[Perf] The time of Conv2DBackpropInput is very long in BlazePose/hand_detector models in WebGL
hand_detector
| Kernel | Time(ms) | Inputs | Output | GPUPrograms |
|---|---|---|---|---|
| Conv2DBackpropInput | 9.73 | input0: 4D[1,16,16,256]input1: 4D[2,2,128,256] | 1,32,32,128 | UnpackProgram: 0.026083, Conv2DDerInputProgram: 9.706294 |
| Conv2DBackpropInput | 4.93 | input0: 4D[1,8,8,256]input1: 4D[2,2,256,256] | 1,16,16,256 | UnpackProgram: 0.011333, Conv2DDerInputProgram: 4.91648 |
BlazePose with inputSize 256, inputType Tensor
| Kernel | Time(ms) | Inputs | Output | GPUPrograms |
|---|---|---|---|---|
| Conv2DBackpropInput | 20.20 | input0: 4D[1,7,7,1152]input1: 4D[2,2,192,1152] | 1,14,14,192 | UnpackProgram: 0.042083, Conv2DDerInputProgram: 20.159669 |
fyi @pyu10055 @lina128 @jinjingforever
This is very informative, thank you @qjia7 ! In the GPUPrograms column, is Conv2DDerInputProgram the packed version and UnpackProgram the unpacked version, both from WebGL backend?
@lina128 the UnpackProgram is the shader to unpack outputs from the previous kernel, the Conv2DDerInputProgram is the shader for Conv2DBackpropInput, which one supports unpacked texture.
FYI, https://github.com/tensorflow/tfjs/pull/6603 use the simulated matmul_vec4 on webgpu can greatly improve the performance of Conv2DBackpropInput.
FYI @Linchenn
Thank you Jiajia @qjia7! This is a great inspiration. Let me see if we can reuse this algorithm and, at least, we could have a packed version of Conv2DDerInputProgram to improve the performance.
hand_detector is currently deprecated, while BlazePoseDetector is accelerated with packed Conv2DBackpropInput. However, Conv2DBackpropInput is still the performance bottleneck for BlazePoseDetector.
Hi, @qjia7
Apologize for the delayed response and we're re-visiting our older issues and checking whether those issues got resolved or not as of now so May I know are you still looking for the solution or Have we taken care of this issue please?
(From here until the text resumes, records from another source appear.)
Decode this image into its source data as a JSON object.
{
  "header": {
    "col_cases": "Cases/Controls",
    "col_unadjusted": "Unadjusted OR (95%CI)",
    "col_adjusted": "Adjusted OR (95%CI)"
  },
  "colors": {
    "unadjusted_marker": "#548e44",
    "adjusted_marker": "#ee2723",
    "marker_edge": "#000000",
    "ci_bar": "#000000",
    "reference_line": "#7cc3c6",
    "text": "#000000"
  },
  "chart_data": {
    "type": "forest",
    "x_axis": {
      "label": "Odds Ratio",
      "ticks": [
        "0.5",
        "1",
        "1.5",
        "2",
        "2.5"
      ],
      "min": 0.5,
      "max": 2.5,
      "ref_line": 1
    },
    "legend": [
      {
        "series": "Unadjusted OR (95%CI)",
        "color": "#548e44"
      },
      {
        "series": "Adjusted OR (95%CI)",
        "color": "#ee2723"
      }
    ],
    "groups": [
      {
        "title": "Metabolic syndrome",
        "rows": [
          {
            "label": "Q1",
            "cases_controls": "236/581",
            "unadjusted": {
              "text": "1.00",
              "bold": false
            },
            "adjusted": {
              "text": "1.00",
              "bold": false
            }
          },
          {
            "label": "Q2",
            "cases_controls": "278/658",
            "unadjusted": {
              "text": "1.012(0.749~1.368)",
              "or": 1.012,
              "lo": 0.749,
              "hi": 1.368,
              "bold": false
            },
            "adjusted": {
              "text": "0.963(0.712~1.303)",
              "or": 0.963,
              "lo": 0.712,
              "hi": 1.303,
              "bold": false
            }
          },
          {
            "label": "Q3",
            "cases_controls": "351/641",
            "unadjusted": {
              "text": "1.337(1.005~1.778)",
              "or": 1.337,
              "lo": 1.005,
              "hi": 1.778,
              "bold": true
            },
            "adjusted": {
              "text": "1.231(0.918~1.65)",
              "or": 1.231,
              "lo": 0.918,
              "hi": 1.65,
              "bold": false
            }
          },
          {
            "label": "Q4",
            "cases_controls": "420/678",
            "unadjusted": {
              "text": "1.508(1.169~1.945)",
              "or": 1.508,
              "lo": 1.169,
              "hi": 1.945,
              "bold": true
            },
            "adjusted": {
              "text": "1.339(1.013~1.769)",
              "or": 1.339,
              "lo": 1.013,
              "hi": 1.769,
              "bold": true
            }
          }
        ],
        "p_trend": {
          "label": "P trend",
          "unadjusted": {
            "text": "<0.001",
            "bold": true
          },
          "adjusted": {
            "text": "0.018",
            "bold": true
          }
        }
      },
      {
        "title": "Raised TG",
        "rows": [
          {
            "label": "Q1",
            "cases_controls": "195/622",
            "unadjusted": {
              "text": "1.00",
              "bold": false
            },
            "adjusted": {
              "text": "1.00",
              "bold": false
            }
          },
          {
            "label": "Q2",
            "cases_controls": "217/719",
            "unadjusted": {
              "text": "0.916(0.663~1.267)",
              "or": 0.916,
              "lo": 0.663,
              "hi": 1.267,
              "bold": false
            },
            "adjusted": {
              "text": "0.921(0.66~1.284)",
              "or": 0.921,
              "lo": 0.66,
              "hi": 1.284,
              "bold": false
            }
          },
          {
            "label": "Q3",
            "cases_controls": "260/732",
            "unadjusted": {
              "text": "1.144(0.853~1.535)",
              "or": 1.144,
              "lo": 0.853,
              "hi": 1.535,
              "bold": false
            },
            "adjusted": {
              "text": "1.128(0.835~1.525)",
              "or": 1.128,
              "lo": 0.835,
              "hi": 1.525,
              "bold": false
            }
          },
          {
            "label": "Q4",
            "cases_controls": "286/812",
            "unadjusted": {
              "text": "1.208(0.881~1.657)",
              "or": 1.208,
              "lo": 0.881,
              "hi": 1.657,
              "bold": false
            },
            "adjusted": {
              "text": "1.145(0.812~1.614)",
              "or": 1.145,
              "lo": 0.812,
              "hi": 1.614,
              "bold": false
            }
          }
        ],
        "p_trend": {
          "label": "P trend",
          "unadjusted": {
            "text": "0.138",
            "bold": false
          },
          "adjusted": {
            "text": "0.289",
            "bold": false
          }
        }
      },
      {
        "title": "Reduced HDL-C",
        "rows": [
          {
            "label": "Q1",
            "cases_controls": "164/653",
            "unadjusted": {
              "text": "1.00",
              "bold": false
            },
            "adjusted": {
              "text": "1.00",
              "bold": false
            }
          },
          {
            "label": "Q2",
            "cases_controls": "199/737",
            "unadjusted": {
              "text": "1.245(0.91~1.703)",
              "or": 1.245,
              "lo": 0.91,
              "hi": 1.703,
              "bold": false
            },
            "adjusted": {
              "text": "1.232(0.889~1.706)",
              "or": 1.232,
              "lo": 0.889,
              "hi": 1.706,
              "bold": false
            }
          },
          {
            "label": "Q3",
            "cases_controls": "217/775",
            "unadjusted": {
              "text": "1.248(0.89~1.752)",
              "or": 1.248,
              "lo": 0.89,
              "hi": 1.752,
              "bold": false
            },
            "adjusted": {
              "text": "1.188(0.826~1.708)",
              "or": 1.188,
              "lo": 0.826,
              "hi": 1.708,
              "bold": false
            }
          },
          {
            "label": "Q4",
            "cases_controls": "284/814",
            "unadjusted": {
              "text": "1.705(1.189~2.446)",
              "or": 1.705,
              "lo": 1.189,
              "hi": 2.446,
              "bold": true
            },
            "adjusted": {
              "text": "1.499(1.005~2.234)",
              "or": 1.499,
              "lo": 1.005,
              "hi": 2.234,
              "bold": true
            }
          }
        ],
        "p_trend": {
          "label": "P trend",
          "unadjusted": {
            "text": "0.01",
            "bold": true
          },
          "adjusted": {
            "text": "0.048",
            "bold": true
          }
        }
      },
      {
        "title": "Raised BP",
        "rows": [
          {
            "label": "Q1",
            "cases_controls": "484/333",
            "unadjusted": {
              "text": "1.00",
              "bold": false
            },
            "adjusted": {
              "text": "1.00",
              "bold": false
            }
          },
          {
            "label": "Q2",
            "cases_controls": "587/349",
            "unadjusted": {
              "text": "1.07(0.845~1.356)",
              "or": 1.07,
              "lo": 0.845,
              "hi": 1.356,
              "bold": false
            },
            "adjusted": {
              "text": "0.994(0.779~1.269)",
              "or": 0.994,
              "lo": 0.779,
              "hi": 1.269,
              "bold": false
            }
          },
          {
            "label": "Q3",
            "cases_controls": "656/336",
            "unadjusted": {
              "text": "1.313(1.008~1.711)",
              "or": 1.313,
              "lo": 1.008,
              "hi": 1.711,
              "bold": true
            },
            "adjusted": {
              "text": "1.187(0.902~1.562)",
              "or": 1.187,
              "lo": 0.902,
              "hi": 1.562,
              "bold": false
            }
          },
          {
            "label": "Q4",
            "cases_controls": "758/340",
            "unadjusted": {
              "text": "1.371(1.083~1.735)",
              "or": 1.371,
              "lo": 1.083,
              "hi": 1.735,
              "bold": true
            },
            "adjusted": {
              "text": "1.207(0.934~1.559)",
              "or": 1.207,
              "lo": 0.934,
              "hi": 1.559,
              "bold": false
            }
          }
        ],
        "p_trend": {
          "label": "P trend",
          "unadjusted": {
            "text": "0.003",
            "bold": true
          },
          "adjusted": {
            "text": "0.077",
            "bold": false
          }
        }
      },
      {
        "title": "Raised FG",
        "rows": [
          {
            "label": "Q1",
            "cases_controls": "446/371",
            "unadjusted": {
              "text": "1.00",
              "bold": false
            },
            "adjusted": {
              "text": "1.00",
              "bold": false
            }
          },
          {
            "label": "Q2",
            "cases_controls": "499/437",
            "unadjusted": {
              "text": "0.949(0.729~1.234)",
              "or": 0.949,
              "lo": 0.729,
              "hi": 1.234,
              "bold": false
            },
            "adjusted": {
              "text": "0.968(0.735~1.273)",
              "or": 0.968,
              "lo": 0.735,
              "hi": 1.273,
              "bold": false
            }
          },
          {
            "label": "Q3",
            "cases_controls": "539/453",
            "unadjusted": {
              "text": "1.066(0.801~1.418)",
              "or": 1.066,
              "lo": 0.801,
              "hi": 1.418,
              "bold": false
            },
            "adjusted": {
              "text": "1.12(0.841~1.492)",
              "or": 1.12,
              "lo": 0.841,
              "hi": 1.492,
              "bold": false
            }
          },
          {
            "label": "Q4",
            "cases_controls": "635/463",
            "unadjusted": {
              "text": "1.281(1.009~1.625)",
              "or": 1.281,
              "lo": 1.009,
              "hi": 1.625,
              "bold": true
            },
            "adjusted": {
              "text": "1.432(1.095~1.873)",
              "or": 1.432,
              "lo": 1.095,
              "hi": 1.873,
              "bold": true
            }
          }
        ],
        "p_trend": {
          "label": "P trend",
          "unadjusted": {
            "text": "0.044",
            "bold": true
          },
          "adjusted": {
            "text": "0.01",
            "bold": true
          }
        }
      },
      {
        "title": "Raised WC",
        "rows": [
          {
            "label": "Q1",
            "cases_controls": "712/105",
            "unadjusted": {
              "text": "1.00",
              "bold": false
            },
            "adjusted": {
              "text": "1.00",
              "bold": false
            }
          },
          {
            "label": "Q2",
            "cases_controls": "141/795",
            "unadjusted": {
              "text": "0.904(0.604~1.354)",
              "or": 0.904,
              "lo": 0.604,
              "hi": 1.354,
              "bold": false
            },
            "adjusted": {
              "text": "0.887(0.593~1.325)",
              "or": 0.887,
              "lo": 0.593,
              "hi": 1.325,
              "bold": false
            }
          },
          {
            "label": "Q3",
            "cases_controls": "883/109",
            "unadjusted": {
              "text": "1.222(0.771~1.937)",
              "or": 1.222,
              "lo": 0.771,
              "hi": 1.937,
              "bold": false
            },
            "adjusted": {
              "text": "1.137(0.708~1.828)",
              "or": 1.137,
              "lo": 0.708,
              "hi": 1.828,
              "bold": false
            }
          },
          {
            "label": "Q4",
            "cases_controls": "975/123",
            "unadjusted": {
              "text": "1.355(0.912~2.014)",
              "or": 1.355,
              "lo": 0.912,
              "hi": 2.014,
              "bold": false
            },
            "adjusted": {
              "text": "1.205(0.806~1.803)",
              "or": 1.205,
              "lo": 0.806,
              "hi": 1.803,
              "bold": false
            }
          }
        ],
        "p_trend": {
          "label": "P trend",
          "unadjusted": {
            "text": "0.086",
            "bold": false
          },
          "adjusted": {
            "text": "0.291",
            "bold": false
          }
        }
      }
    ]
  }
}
I see this PR https://github.com/tensorflow/tfjs/pull/7339 got merged but that PR fixes this issue partially if I'm not wrong so do you want to keep this issue open till it fixes this issue completely ?
If have I missed something here please let me know ? Thank you!
Originally, it's fixed by https://github.com/tensorflow/tfjs/pull/7339. But later, another improvement https://github.com/tensorflow/tfjs/pull/7386#issuecomment-1436535284 brings some regressions on Intel devices. I am ok to close this one and file a new one to track that issue.
Hi, @qjia7
Thank you for the confirmation and if you're okay to close this issue from your end then please feel free to close this issue now and submit new issue to track other issue. Thank you!
This issue has been marked stale because it has no recent activity since 7 days. It will be closed if no further activity occurs. Thank you.
This issue was closed due to lack of activity after being marked stale for past 7 days.